De acordo com Robaina (2010) “tradicionalmente, na saúde mental, o trabalho com famílias vem sendo dirigido aos assistentes sociais. Embora esse tipo de trabalho não seja atribuição exclusiva do Serviço Social, nem mesmo como objeto de estudo, é seguro afirmar que entre as categorias profissionais típicas da equipe de saúde mental, é esta profissão que tem o maior lastro de conhecimento e trato nessa área”. De acordo com esta concepção, é fundamental que os seguintes aspectos sejam contemplados, à exceção de um, que está errado. Assinale-o.
- A)A equipe tenha uma mesma compreensão sobre o conceito de família.
Certa, porque a equipe precisa compartilhar minimamente o mesmo entendimento sobre família para evitar ações desencontradas.
- B)Os assistentes sociais conheçam o perfil das famílias usuárias daquele equipamento.
Certa, porque conhecer o perfil das famílias usuárias ajuda a planejar intervenções mais adequadas à realidade atendida.
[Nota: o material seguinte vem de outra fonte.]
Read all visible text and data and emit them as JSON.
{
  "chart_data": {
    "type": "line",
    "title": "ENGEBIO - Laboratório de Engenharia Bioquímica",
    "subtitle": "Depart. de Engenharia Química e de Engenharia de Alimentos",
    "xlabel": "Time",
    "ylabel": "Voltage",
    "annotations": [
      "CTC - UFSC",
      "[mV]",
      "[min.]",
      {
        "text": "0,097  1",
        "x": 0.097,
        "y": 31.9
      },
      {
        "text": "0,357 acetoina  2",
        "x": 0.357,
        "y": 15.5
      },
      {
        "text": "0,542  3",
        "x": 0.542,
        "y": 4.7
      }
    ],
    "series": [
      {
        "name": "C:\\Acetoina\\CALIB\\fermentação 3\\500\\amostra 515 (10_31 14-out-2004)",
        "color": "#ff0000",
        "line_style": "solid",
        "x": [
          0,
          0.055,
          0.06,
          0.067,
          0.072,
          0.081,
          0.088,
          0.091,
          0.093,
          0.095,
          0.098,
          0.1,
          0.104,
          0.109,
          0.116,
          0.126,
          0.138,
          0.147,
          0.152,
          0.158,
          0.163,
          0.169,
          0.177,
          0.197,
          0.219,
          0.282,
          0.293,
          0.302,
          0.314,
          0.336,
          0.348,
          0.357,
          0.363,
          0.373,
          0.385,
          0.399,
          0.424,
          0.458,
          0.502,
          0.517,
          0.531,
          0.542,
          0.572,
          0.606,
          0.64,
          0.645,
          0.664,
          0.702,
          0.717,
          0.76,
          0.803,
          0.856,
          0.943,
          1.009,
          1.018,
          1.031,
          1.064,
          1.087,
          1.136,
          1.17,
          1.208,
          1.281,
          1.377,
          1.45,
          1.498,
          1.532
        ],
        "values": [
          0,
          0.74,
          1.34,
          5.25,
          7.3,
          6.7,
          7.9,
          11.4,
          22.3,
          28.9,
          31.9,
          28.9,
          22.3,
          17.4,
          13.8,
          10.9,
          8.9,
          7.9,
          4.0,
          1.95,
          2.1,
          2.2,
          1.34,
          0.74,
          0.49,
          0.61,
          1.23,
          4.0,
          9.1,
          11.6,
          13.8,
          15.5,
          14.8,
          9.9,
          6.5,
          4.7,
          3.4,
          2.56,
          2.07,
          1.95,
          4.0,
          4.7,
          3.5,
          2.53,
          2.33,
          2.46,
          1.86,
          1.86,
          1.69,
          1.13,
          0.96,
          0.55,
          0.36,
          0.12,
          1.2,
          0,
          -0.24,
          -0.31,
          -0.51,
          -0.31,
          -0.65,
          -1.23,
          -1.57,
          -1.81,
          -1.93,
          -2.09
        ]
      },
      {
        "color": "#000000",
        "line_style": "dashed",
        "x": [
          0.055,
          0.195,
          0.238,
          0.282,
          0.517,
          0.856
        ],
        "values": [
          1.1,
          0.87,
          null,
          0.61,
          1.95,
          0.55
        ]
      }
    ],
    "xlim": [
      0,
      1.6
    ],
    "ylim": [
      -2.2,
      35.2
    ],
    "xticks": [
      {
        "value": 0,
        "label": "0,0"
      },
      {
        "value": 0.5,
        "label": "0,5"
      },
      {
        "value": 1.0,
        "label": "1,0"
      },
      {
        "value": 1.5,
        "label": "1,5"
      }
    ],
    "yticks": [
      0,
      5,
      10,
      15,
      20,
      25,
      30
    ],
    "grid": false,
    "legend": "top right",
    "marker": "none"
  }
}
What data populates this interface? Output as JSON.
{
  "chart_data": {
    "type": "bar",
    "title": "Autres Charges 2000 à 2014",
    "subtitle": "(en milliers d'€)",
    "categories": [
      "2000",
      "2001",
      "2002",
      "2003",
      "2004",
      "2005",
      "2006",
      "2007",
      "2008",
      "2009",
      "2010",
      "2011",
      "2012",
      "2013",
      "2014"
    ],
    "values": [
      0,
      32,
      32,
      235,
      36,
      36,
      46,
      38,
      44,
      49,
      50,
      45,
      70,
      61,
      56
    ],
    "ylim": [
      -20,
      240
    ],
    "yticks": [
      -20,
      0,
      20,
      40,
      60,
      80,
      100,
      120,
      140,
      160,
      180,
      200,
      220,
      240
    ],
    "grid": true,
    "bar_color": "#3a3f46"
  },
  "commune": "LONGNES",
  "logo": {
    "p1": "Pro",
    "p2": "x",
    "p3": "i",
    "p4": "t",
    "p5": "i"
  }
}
- C)Sejam acionadas outras políticas sociais para dar suporte a estes familiares.
Certa, porque o trabalho com famílias na saúde mental muitas vezes depende da articulação com outras políticas sociais e da rede de proteção.
- D)Se realize um trabalho interdisciplinar.
Certa, porque a atuação com famílias nesse campo exige diálogo entre saberes e prática interdisciplinar.
- E)Se definam objetivos e metas no trabalho com famílias sem, contudo, considerar seu repertório de vivências e demandas, por representarem um conteúdo marcado pelo sofrimento psíquico.
Errada, porque o trabalho com famílias deve considerar suas vivências, demandas e contexto, e não ignorá-los.
Gabarito: E
Quando a saúde mental trabalha com famílias, o foco não pode ser “padronizar a família ideal”, como se existisse um manual único para todos. O que se espera é uma atuação que reconheça a diversidade dos arranjos familiares, suas condições concretas de vida, seus vínculos e suas necessidades reais. Por isso, o assistente social precisa conhecer o território, as políticas públicas disponíveis e o perfil das famílias atendidas, sempre em articulação com a equipe multiprofissional. Na prática, isso combina muito com a lógica do trabalho interdisciplinar: cada profissional entra com seu olhar, mas ninguém resolve tudo sozinho. Também faz sentido acionar outras políticas sociais, porque família não vive de “boa vontade” apenas - ela precisa de rede de apoio, renda, saúde, assistência, educação e proteção social, conforme a Constituição Federal de 1988 e a LOAS, que organizam a seguridade e a assistência como direitos. O ponto central da questão está na alternativa incorreta porque o trabalho com famílias na saúde mental não deve desconsiderar seu repertório de vivências e demandas. Pelo contrário: é justamente esse repertório que orienta o planejamento das ações. Se a intervenção ignora a experiência concreta da família, ela vira um desenho bonito no papel e pouco útil no mundo real. Então, o gabarito é E porque ela contraria a própria ideia de atenção humanizada, territorializada e centrada nas necessidades dos sujeitos e de suas famílias. Em vez de definir metas “por cima”, o serviço deve construir objetivos com a família, respeitando sua história, seus recursos e seus limites.